'Santorum engages, enrages'

Last modified: 1/6/2012 12:00:00 AM
Rick Santorum was booed at the end of a speech yesterday in Concord after engaging in a lengthy argument with college students over same-sex marriage and repeatedly asking a young woman whether she thought it was okay for three men to get married.

The former Pennsylvania senator, who is known for his socially conservative beliefs, got into the argument while addressing a crowd of mostly college students yesterday afternoon at the Grappone Conference Center, his fourth stop of the day as he campaigned across the state in advance of Tuesday's primary.

"You - the one who wants to do this - tell me the justification. What is the public purpose?" Santorum said, after a young man asked how gay marriage affected him personally and why the Republican candidate, who is Catholic, wouldn't support gay marriages granted on legal rather than religious grounds.

As students in the crowd began shouting, Santorum pushed back: "Oh no, no, no, we're not shouting out here." He told the students to make their case for gay marriage, and he would respond.

"How about the idea that all men are created equal, and like, the right to happiness and liberty?" a young woman said to applause.

"If you're not happy unless you're married to five other people, is that okay?" Santorum said. "If your point is people should be allowed to do whatever makes them happy."

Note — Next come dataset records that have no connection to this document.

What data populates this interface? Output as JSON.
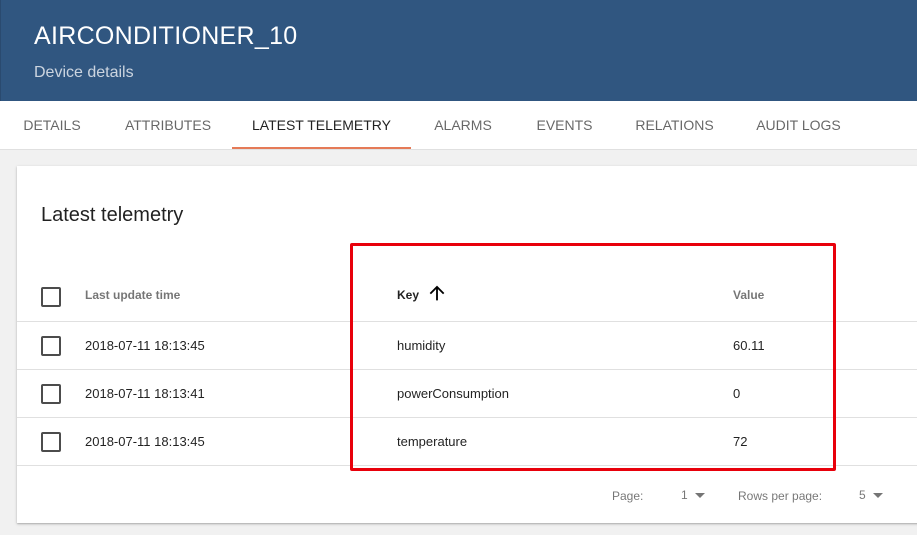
{
  "header": {
    "title": "AIRCONDITIONER_10",
    "subtitle": "Device details"
  },
  "tabs": [
    {
      "label": "DETAILS"
    },
    {
      "label": "ATTRIBUTES"
    },
    {
      "label": "LATEST TELEMETRY",
      "active": true
    },
    {
      "label": "ALARMS"
    },
    {
      "label": "EVENTS"
    },
    {
      "label": "RELATIONS"
    },
    {
      "label": "AUDIT LOGS"
    }
  ],
  "card": {
    "title": "Latest telemetry",
    "columns": {
      "last_update_time": "Last update time",
      "key": "Key",
      "value": "Value"
    },
    "sort_icon": "arrow-upward-icon",
    "rows": [
      {
        "time": "2018-07-11 18:13:45",
        "key": "humidity",
        "value": "60.11"
      },
      {
        "time": "2018-07-11 18:13:41",
        "key": "powerConsumption",
        "value": "0"
      },
      {
        "time": "2018-07-11 18:13:45",
        "key": "temperature",
        "value": "72"
      }
    ],
    "pagination": {
      "page_label": "Page:",
      "page_value": "1",
      "rows_per_page_label": "Rows per page:",
      "rows_per_page_value": "5"
    }
  },
  "colors": {
    "header_bg": "#305680",
    "tab_ink": "#e57a57",
    "highlight_border": "#e8000b"
  }
}
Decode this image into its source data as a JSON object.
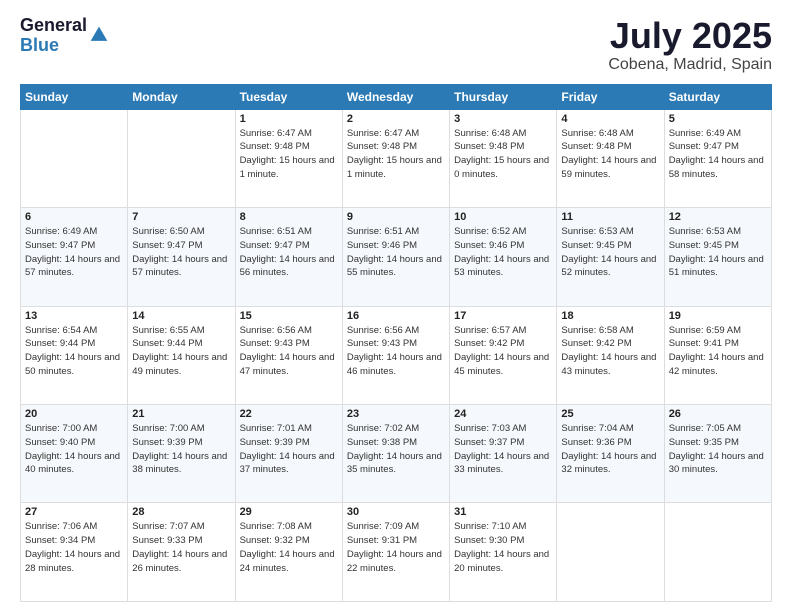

"As long as they don't harm other people," the young woman said. Santorum asked the woman to explain but interrupted when she suggested that people understood right from wrong: "So there is some objective standard?"

"It's morally right for two men to have the same rights as a man and a woman," the woman said.

"Well, what about three men?" Santorum said, as shouts erupted from the room.

The back-and-forth went on several questions longer - Santorum again asked the woman whether three men should be able to marry, prompting a frustrated "That's not what I'm talking about" - and the candidate continued to speak for another 45 minutes.

He was loudly booed on his way out of the event, circled by TV cameras and several still-angry speech attendees: "Hey, your Iraq policy sucked," one man shouted.

The contentious exchange over gay marriage was an example of Santorum's tendency to engage - and sometimes debate - with voters at events, a style he hasn't shifted as he tries to translate the momentum from his near-victory over Mitt Romney in the Iowa caucuses into a strong showing in the first-in-the-nation primary.

In town hall meetings yesterday and Wednesday in New Hampshire, Santorum spoke briefly about his beliefs before soliciting questions from the crowd, which at each event has been large in the wake of his Iowa finish.

He responded to questions at length, sometimes only reaching several in the course of an hour. Often, he turned to his audience with questions of his own, asking voters to name the full retirement age under the Social Security program (66) and the age when most people begin collecting benefits (62).

"See, this is called participatory democracy," Santorum said during a town hall meeting at the old Northfield train station yesterday morning. "You guys are good at this."

Santorum told the Northfield crowd that politicians need to be more open with the public. "You say, why do we have so much acrimony in Washington, D.C.? It's because people don't hear the truth," he said. "What a president is supposed to do is trust the American public with the truth."

President Obama hasn't done that, Santorum said. He said the president's "top-down" approach to government was exemplified by the health care reform passed under his administration - an act Santorum vowed to repeal or at least de-fund. "Obama-care's a game-changer," he said. "It makes every single American dependent on the government for your life. And it will change the nature of this country."

Obama wants to create a culture of dependency, Santorum said. "It's over, folks," he said. "What your ancestors fought and died for, the ability to be free and not dependent, not hooked on the federal government, will be given away."

As he spoke to students yesterday afternoon at the Grappone Center, Santorum again drew upon his differences with Obama, arguing that the president's vision for the country was fundamentally opposed to what its founding fathers intended - a "system of God-given rights and free people."

"Can we bring Americans together on this basic principle of what America was founded on?" Santorum asked.

While finding common ground is an important quality in a leader, he said, "it's easier to compromise if you're starting out from the same assumptions."